CHATTANOOGA, Tenn. — Part of the Chicagoland stock car racing scene for some six decades, longtime area racing official Elmer Steinbeck passed away here May 18 at the age of 100.
As a youngster before World War II, Steinbeck went to the midget auto races at Chicago’s Riverview Speedway. Paying a nickel, he would ride a double-decker bus down Addison Ave. to the speedway, which was located next to the city’s famed Riverview amusement park.
After serving in the military, Steinbeck became involved in racing in the late 1940s when short track stock car racing began in the Chicago area. He helped leading driver Tom Cox for many years and was listed as the car owner of Cox’s Oldsmobile No. 11 at Raceway Park in 1951.

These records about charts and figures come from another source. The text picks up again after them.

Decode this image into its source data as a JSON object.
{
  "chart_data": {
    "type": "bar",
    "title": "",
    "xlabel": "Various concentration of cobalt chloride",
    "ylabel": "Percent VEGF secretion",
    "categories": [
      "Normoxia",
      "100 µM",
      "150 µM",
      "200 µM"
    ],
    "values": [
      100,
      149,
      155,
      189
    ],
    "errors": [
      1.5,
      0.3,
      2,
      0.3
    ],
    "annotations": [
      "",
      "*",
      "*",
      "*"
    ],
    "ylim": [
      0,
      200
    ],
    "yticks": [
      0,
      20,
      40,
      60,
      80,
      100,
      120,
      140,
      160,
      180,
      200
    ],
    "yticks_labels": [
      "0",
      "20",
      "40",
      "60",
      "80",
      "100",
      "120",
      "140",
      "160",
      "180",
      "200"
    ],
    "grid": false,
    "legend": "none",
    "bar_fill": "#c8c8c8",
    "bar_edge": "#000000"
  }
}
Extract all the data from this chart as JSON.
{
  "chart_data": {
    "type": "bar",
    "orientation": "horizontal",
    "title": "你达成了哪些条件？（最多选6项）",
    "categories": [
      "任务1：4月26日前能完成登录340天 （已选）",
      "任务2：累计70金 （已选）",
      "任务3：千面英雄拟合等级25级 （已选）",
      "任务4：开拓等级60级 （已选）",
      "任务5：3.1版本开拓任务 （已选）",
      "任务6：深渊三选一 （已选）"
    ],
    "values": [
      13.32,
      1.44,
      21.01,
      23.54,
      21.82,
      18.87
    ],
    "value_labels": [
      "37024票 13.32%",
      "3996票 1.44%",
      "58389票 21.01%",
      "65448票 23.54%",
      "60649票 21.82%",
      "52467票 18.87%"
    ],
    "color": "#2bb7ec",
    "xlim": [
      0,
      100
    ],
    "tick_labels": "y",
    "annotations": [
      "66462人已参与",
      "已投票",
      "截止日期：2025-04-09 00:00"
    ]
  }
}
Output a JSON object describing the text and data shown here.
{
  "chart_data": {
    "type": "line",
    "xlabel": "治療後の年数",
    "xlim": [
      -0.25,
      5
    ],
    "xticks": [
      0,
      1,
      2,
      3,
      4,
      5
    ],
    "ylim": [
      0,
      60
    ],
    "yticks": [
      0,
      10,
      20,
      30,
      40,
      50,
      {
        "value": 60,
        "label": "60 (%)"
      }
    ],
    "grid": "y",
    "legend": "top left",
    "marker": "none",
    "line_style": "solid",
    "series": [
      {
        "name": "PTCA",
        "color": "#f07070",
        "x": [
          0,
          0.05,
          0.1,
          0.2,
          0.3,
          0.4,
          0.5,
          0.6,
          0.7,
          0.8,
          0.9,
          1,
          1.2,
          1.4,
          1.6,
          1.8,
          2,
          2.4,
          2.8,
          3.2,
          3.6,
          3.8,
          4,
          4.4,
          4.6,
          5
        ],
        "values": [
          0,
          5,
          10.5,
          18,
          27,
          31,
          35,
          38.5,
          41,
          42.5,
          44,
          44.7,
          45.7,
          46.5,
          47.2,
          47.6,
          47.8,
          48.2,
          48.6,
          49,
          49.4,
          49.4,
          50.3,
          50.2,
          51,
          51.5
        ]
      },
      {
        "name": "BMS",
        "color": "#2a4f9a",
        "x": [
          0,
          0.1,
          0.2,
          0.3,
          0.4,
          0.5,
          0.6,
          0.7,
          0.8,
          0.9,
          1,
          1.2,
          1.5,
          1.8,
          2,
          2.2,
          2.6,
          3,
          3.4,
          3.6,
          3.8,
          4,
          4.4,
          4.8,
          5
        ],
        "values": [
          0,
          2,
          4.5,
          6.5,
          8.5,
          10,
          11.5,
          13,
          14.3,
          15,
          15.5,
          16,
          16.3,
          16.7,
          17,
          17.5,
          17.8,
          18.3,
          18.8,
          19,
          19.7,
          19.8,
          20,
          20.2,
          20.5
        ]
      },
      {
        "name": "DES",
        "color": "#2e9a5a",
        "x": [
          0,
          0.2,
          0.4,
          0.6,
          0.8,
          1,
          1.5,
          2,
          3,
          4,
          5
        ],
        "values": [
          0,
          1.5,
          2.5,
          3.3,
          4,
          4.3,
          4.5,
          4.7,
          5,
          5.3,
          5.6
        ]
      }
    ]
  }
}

Steinbeck crewed for a number of local racers, including Cox, Bob Pronger and Harvey Sheeler, during the early days of American Automobile Association-sanctioned stock car racing. He would tell the story of him and Sheeler driving their banged up late model stock car on the highway from Springfield, Ill., back to Chicago one evening. With the windshield busted out, the pair would share the driving – one behind the wheel as the other stayed low under the dash to avoid the cold wind.
Steinbeck’s involvement in racing changed when he was asked to score the races at Chicago’s 87th Street Speedway in 1953 – never before performing the task. Before he knew it, he was working seven, and sometimes eight, times a week, handling the scoring and timing at tracks like 87th Street and Santa Fe Park Speedway as well as others throughout the Midwest. He worked with Chicago’s Harold Fosdick, who was an innovator/pioneer in electric timing for auto racing, and usually carried an extra timing clock or two in the trunk of his car.
He worked alongside Hall of Fame baseball announcer, Jack Brickhouse, at Santa Fe during TV telecasts there in 1954. Starting in 1957, he was the chief scorer at O’Hare Stadium and developed an electronic individual scoring system for the 33-car, O’Hare American 500. When O’Hare closed down after the 1968 season, Steinbeck began working for Hugh Deery at Rockford Speedway, scoring the track’s annual National Short Track Championships 200.
Steinbeck made a living at a number of different jobs from running a garage on Chicago’s northside, a pop delivery route man and an electrician. “I used to come home from the races sometimes, change clothes and go right to work,” remembered Steinbeck years later.
Steinbeck joined the staff at Indiana’s Illiana Motor Speedway in 1972 and retired from the chief scorer’s position after the 2007 season.
For many years, Steinbeck was involved in the annual Promoters Workshops in Daytona Beach, Fla., during Speed Weeks. He was inducted into the Illinois Stock Car Hall of Fame in 2014.
Living in Des Plaines, Ill., later in life, Steinbeck and his wife, Daniela, relocated to the Chattanooga area several years ago.